Paralysis of one of the two phrenic nerves may result from accidents, operations or other rare causes. The diaphragm on the affected side relaxes and rises towards the chest. As a result, breathing, heart function, and sometimes digestion are disturbed. This can be corrected by surgical plication of the diaphragm, which is also usually minimally invasive.

High level of expertise in the correction of chest deformities and pectus excavatum

The so-called pectus excavatum is a developmental disorder of the costal cartilages and usually consists of a depression in the lower part of the sternum. In addition to the sometimes disturbing cosmetic aspect, cardiac function or lung capacity may be more severely limited. Large-scale corrective operations, which were mainly applied in the past, are now extremely rare. Today, the so-called Nass operation, named after its inventor, South African pediatric surgeon Donald Nass, is considered the gold standard. In this minimally invasive technique, a custom-made metal rod is placed under the sternum under visual control, and the sternum is lifted forward. This metal part remains in the body for several years before it can be removed. Prof. Müller’s team has been using a modification of the classic Nass method for many years with great success, which causes significantly fewer complaints and uses less metal.

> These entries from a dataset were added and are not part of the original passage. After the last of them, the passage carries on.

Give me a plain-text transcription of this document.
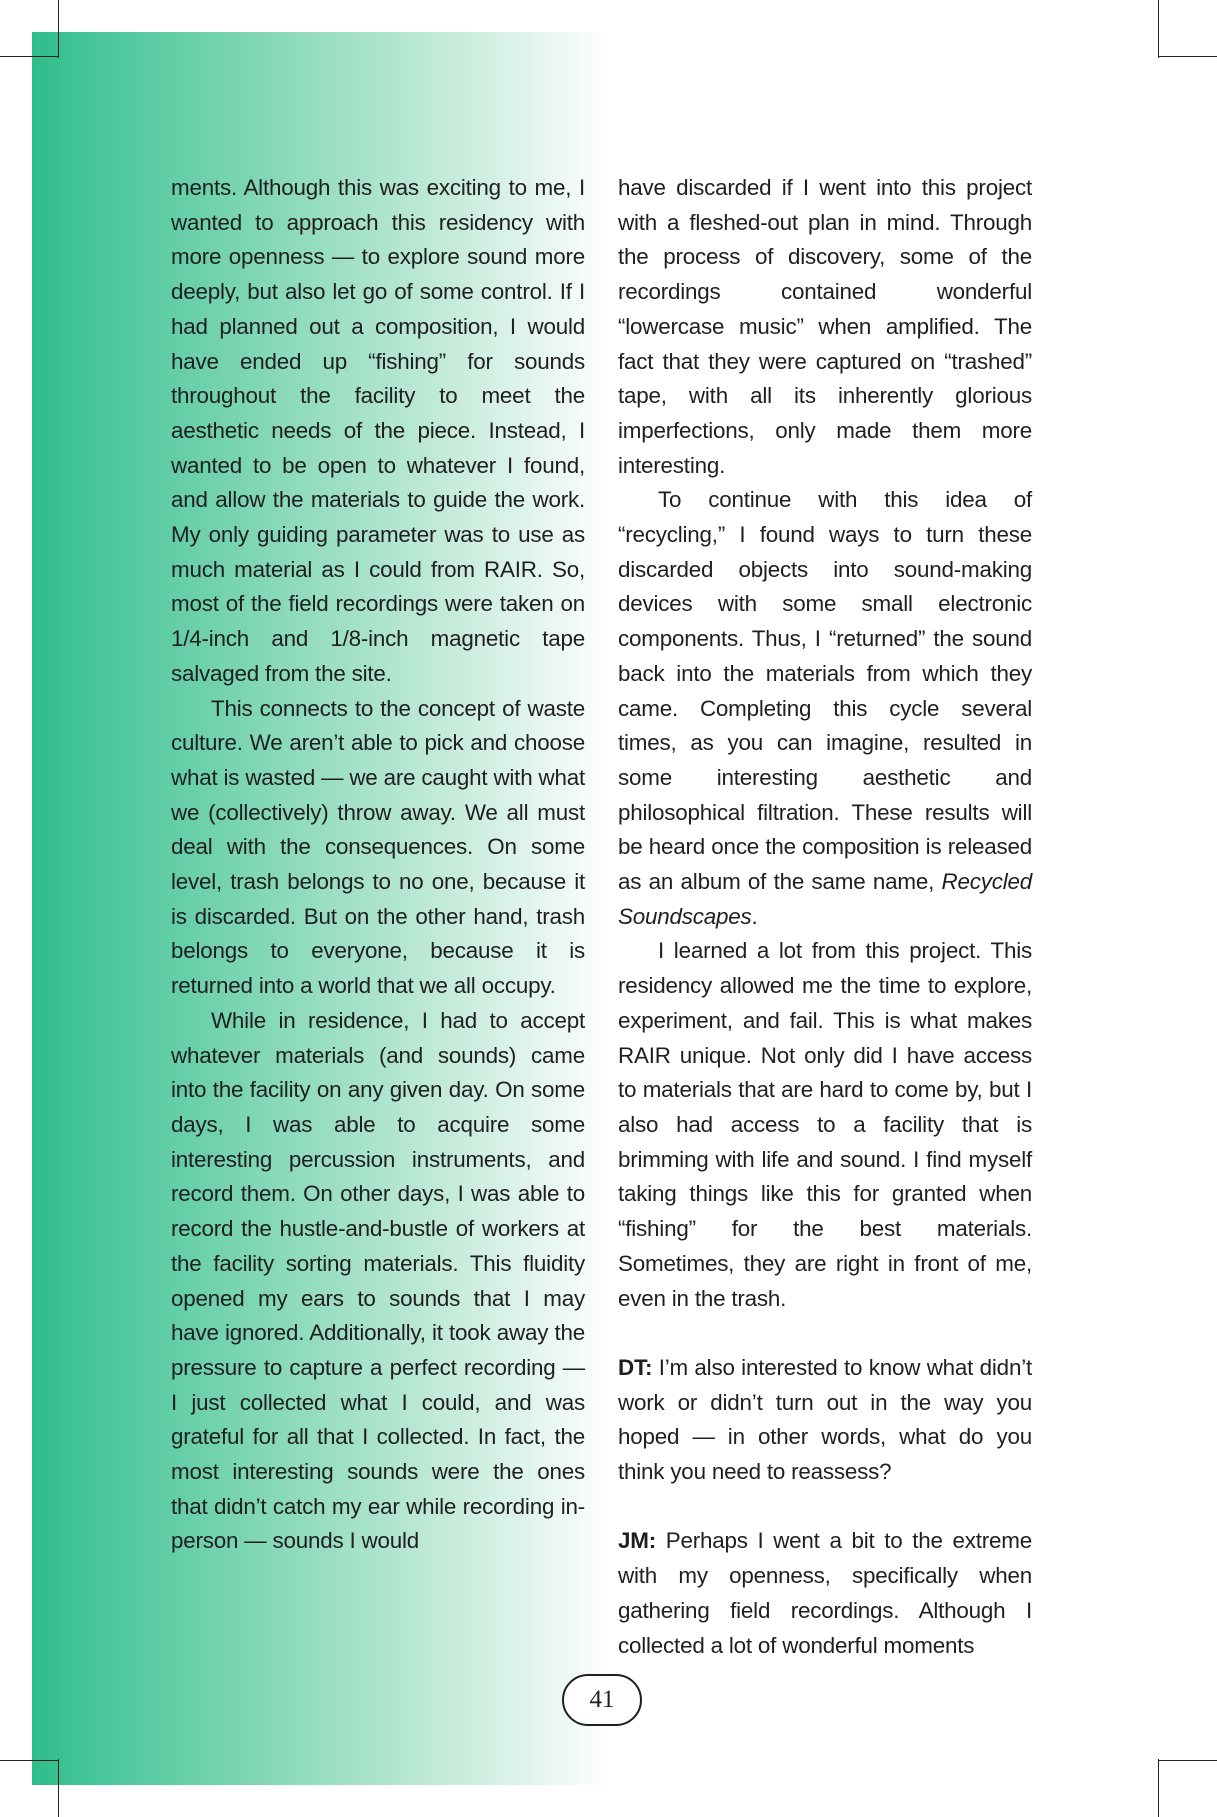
ments. Although this was exciting to me, I wanted to approach this residency with more openness — to explore sound more deeply, but also let go of some control. If I had planned out a composition, I would have ended up “fishing” for sounds throughout the facility to meet the aesthetic needs of the piece. Instead, I wanted to be open to whatever I found, and allow the materials to guide the work. My only guiding parameter was to use as much material as I could from RAIR. So, most of the field recordings were taken on 1/4-inch and 1/8-inch magnetic tape salvaged from the site.

This connects to the concept of waste culture. We aren’t able to pick and choose what is wasted — we are caught with what we (collectively) throw away. We all must deal with the consequences. On some level, trash belongs to no one, because it is discarded. But on the other hand, trash belongs to everyone, because it is returned into a world that we all occupy.

While in residence, I had to accept whatever materials (and sounds) came into the facility on any given day. On some days, I was able to acquire some interesting percussion instruments, and record them. On other days, I was able to record the hustle-and-bustle of workers at the facility sorting materials. This fluidity opened my ears to sounds that I may have ignored. Additionally, it took away the pressure to capture a perfect recording — I just collected what I could, and was grateful for all that I collected. In fact, the most interesting sounds were the ones that didn’t catch my ear while recording in-person — sounds I would

have discarded if I went into this project with a fleshed-out plan in mind. Through the process of discovery, some of the recordings contained wonderful “lowercase music” when amplified. The fact that they were captured on “trashed” tape, with all its inherently glorious imperfections, only made them more interesting.

To continue with this idea of “recycling,” I found ways to turn these discarded objects into sound-making devices with some small electronic components. Thus, I “returned” the sound back into the materials from which they came. Completing this cycle several times, as you can imagine, resulted in some interesting aesthetic and philosophical filtration. These results will be heard once the composition is released as an album of the same name, Recycled Soundscapes.

I learned a lot from this project. This residency allowed me the time to explore, experiment, and fail. This is what makes RAIR unique. Not only did I have access to materials that are hard to come by, but I also had access to a facility that is brimming with life and sound. I find myself taking things like this for granted when “fishing” for the best materials. Sometimes, they are right in front of me, even in the trash.

DT: I’m also interested to know what didn’t work or didn’t turn out in the way you hoped — in other words, what do you think you need to reassess?

JM: Perhaps I went a bit to the extreme with my openness, specifically when gathering field recordings. Although I collected a lot of wonderful moments

41
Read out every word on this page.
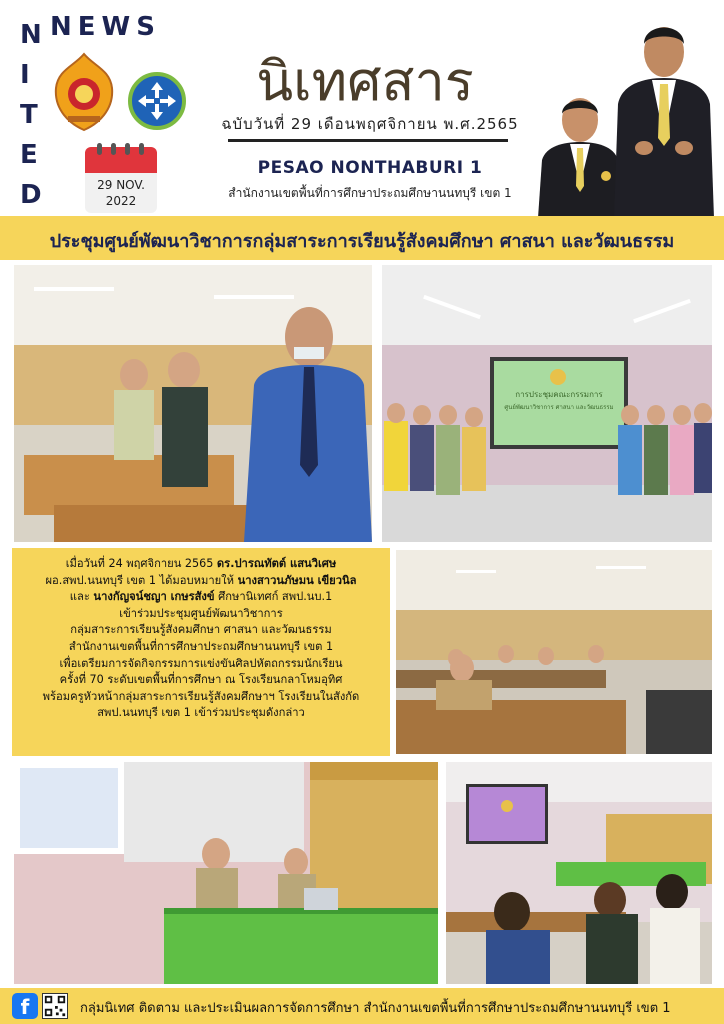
N
I
T
E
D
NEWS
29 NOV.
2022
นิเทศสาร
ฉบับวันที่ 29 เดือนพฤศจิกายน พ.ศ.2565
PESAO NONTHABURI 1
สำนักงานเขตพื้นที่การศึกษาประถมศึกษานนทบุรี เขต 1
ประชุมศูนย์พัฒนาวิชาการกลุ่มสาระการเรียนรู้สังคมศึกษา ศาสนา และวัฒนธรรม
การประชุมคณะกรรมการ
ศูนย์พัฒนาวิชาการ ศาสนา และวัฒนธรรม

เมื่อวันที่ 24 พฤศจิกายน 2565 ดร.ปารณทัตต์ แสนวิเศษ

ผอ.สพป.นนทบุรี เขต 1 ได้มอบหมายให้ นางสาวนภัษมน เขียวนิล

และ นางกัญจน์ชญา เกษรสังข์ ศึกษานิเทศก์ สพป.นบ.1

เข้าร่วมประชุมศูนย์พัฒนาวิชาการ

กลุ่มสาระการเรียนรู้สังคมศึกษา ศาสนา และวัฒนธรรม

สำนักงานเขตพื้นที่การศึกษาประถมศึกษานนทบุรี เขต 1

เพื่อเตรียมการจัดกิจกรรมการแข่งขันศิลปหัตถกรรมนักเรียน

ครั้งที่ 70 ระดับเขตพื้นที่การศึกษา ณ โรงเรียนกลาโหมอุทิศ

พร้อมครูหัวหน้ากลุ่มสาระการเรียนรู้สังคมศึกษาฯ โรงเรียนในสังกัด

สพป.นนทบุรี เขต 1 เข้าร่วมประชุมดังกล่าว

f	กลุ่มนิเทศ ติดตาม และประเมินผลการจัดการศึกษา สำนักงานเขตพื้นที่การศึกษาประถมศึกษานนทบุรี เขต 1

Treatment for excessive sweating: endoscopic sympathetic clipping

If patients complain of excessive sweating, especially on the hands and armpits, even without strenuous exercise, this is known as hyperhidrosis. In general, young people often suffer from this problem, which can cause stress in both personal and professional life. Many years of treatment with ointments, tinctures and Botox injections often do not lead to a satisfactory result. Very little surgery – please only by a truly specialized thoracic surgeon – can result in immediate and permanent relief of symptoms. With the right method, the side effect of increased sweating in other places, which has sometimes been observed in the past, almost never occurs.

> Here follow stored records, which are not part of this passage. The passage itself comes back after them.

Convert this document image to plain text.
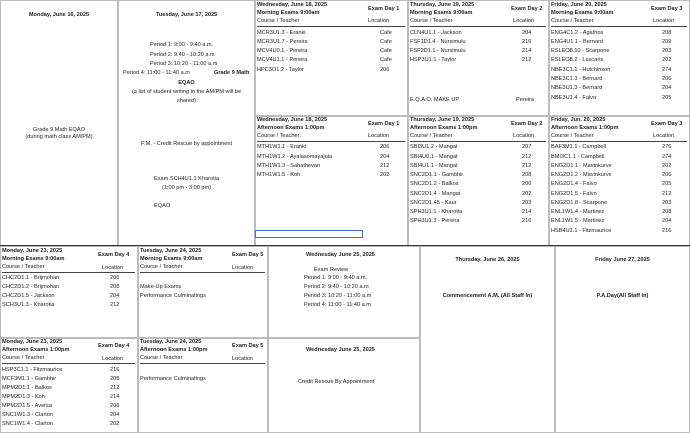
Monday, June 16, 2025
Grade 9 Math EQAO
(during math class AM/PM)
Tuesday, June 17, 2025
Period 1: 9:00 - 9:40 a.m.
Period 2: 9:40 - 10:20 a.m
Period 3: 10:20 - 11:00 a.m
Period 4: 11:00 - 11:40 a.m	Grade 9 Math
EQAO
(a list of student writing in the AM/PM will be
shared)
P.M. - Credit Rescue by appointment
Exam SCH4U1.1 Kharotia
(1:00 pm - 3:00 pm)
EQAO
Wednesday, June 18, 2025
Morning Exams 9:00am
Exam Day 1
Course / Teacher	Location
MCR3U1.3 - Eranki	Cafe
MCR3U1.7 - Pereira	Cafe
MCV4U0.1 - Pereira	Cafe
MCV4U1.1 - Pereira	Cafe
HPC3O1.2 - Taylor	206
Thursday, June 19, 2025
Morning Exams 9:00am
Exam Day 2
Course / Teacher	Location
CLN4U1.1 - Jackson	204
FSF1D1.4 - Nursimulu	216
FSF2D1.1 - Nursimulu	214
HSP3U1.1 - Taylor	212
E.Q.A.O. MAKE UP	Pereira
Friday, June 20, 2025
Morning Exams 9:00am
Exam Day 3
Course / Teacher	Location
ENG4C1.2 - Agathos	208
ENG4U1.1 - Bernard	209
ESLEO8.10 - Scarpone	203
ESLEO8.2 - Lascaris	202
NBE3C1.1 - Hutchinson	274
NBE3C1.3 - Bernard	206
NBE3U1.3 - Bernard	204
NBE3U1.4 - Falvo	205
Wednesday, June 18, 2025
Afternoon Exams 1:00pm
Exam Day 1
Course / Teacher	Location
MTH1W1.1 - Eranki	206
MTH1W1.2 - Ayalasomayajula	204
MTH1W1.3 - Sahathevan	212
MTH1W1.5 - Koh	202
Thursday, June 19, 2025
Afternoon Exams 1:00pm
Exam Day 2
Course / Teacher	Location
SBI3U1.2 - Mangat	207
SBI4U0.1 - Mangat	212
SBI4U1.1 - Mangat	212
SNC2D1.1 - Gambhir	208
SNC2D1.2 - Balkos	206
SNC2D1.4 - Mangat	202
SNC2D1.45 - Kaur	203
SPH3U1.1 - Kharotia	214
SPH3U1.3 - Pereira	216
Friday, Jun. 20, 2025
Afternoon Exams 1:00pm
Exam Day 3
Course / Teacher	Location
BAF3M1.1 - Campbell	276
BMI3C1.1 - Campbell	274
ENG2D1.1 - Mavinkurve	202
ENG2D1.2 - Mavinkurve	206
ENG2D1.4 - Falvo	205
ENG2D1.5 - Falvo	212
ENG2D1.8 - Scarpone	203
ENL1W1.4 - Martinez	208
ENL1W1.5 - Martinez	204
HSB4U1.1 - Fitzmaurice	216
Monday, June 23, 2025
Morning Exams 9:00am
Exam Day 4
Course / Teacher	Location
CHC2D1.1 - Brijmohan	206
CHC2D1.2 - Brijmohan	208
CHC2D1.5 - Jackson	204
SCH3U1.3 - Kharotia	212
Tuesday, June 24, 2025
Morning Exams 9:00am
Exam Day 5
Course / Teacher	Location
Make-Up Exams
Performance Culminatings
Wednesday June 25, 2025
Exam Review
Period 1: 9:00 - 9:40 a.m.
Period 2: 9:40 - 10:20 a.m
Period 3: 10:20 - 11:00 a.m
Period 4: 11:00 - 11:40 a.m
Thursday, June 26, 2025
Commencement A.M. (All Staff In)
Friday June 27, 2025
P.A.Day(All Staff In)
Monday, June 23, 2025
Afternoon Exams 1:00pm
Exam Day 4
Course / Teacher	Location
HSP3C1.1 - Fitzmaurice	216
MCF3M1.1 - Gambhir	208
MPM2D1.1 - Balkos	212
MPM2D1.3 - Koh	214
MPM2D1.5 - Aversa	206
SNC1W1.3 - Clarton	204
SNC1W1.4 - Clarton	202
Tuesday, June 24, 2025
Afternoon Exams 1:00pm
Exam Day 5
Course / Teacher	Location
Performance Culminatings
Wednesday June 25, 2025
Credit Rescue By Appointment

Team led by prof. Dr. Muller opens up new horizons. During the operation, the so-called sympathetic nerve (marginal trunk) is blocked from the side of the chest with a 5-mm camera using small titanium clamps, and not, as is often described, by cutting. As a result, side effects have become extremely rare, and if necessary, the metal clip can even be removed again.

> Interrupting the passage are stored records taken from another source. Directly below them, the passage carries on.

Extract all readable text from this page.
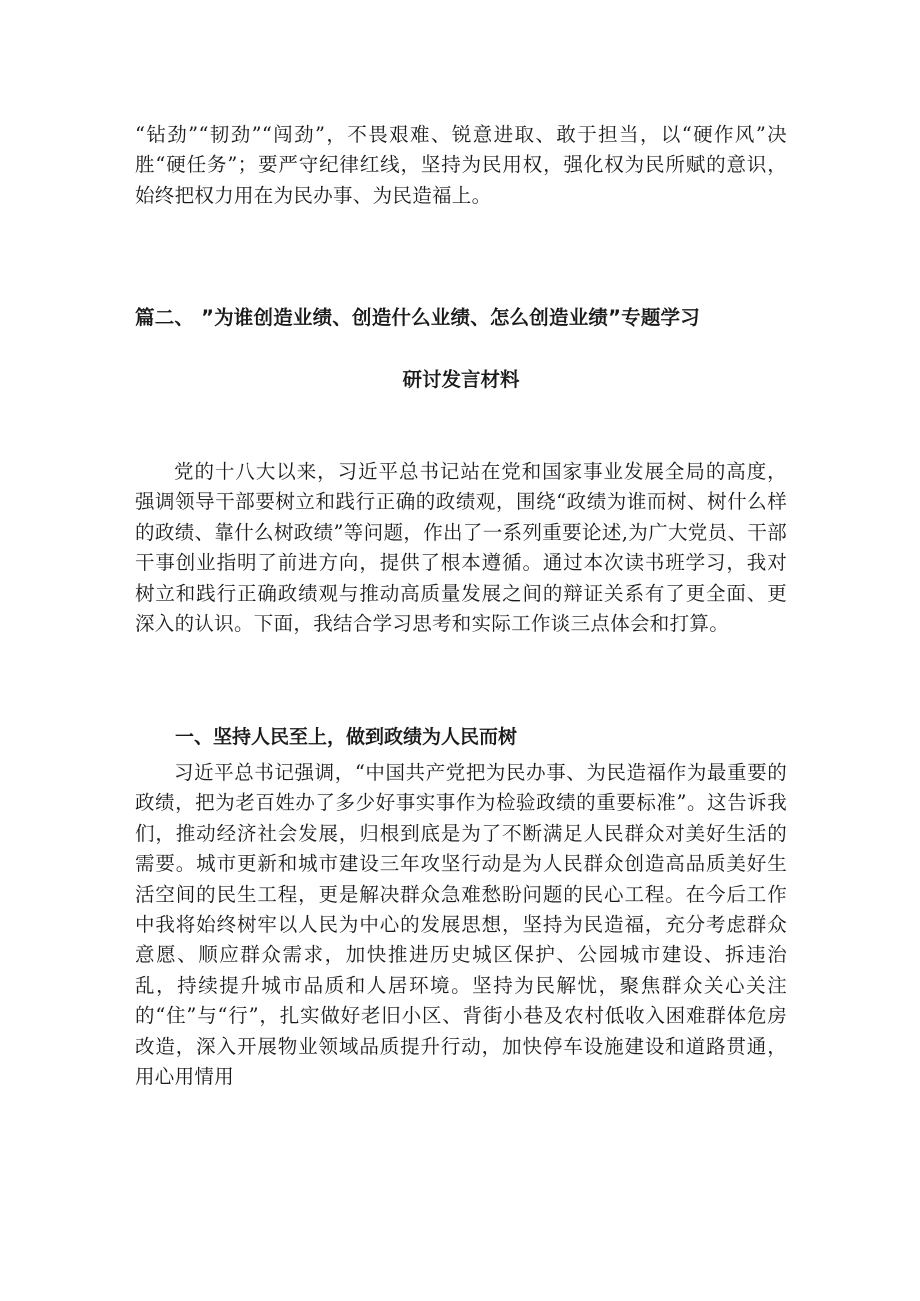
“钻劲”“韧劲”“闯劲”，不畏艰难、锐意进取、敢于担当，以“硬作风”决胜“硬任务”；要严守纪律红线，坚持为民用权，强化权为民所赋的意识，始终把权力用在为民办事、为民造福上。

篇二、 ”为谁创造业绩、创造什么业绩、怎么创造业绩”专题学习
研讨发言材料

党的十八大以来，习近平总书记站在党和国家事业发展全局的高度，强调领导干部要树立和践行正确的政绩观，围绕“政绩为谁而树、树什么样的政绩、靠什么树政绩”等问题，作出了一系列重要论述,为广大党员、干部干事创业指明了前进方向，提供了根本遵循。通过本次读书班学习，我对树立和践行正确政绩观与推动高质量发展之间的辩证关系有了更全面、更深入的认识。下面，我结合学习思考和实际工作谈三点体会和打算。

一、坚持人民至上，做到政绩为人民而树

习近平总书记强调，“中国共产党把为民办事、为民造福作为最重要的政绩，把为老百姓办了多少好事实事作为检验政绩的重要标准”。这告诉我们，推动经济社会发展，归根到底是为了不断满足人民群众对美好生活的需要。城市更新和城市建设三年攻坚行动是为人民群众创造高品质美好生活空间的民生工程，更是解决群众急难愁盼问题的民心工程。在今后工作中我将始终树牢以人民为中心的发展思想，坚持为民造福，充分考虑群众意愿、顺应群众需求，加快推进历史城区保护、公园城市建设、拆违治乱，持续提升城市品质和人居环境。坚持为民解忧，聚焦群众关心关注的“住”与“行”，扎实做好老旧小区、背街小巷及农村低收入困难群体危房改造，深入开展物业领域品质提升行动，加快停车设施建设和道路贯通，用心用情用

Interdisciplinary collaboration for personalized care

An interdisciplinary tumor board has been set up at the Pulmonary Center of the Döbling Private Hospital in Vienna to provide patients with lung cancer and other malignant diseases with the best possible therapy. Experts from a wide variety of fields advise each individual patient on the state of health, as well as the feasibility and prospects for success of all available therapy options. This interdisciplinary exchange of experience between medical colleagues serves to maximize patient safety and optimize individual therapy.

More information can be found on the website of prof. University, Dr. Michael Rolf Müller and on the website of the Pulmonology Center in the private clinic in Döbling.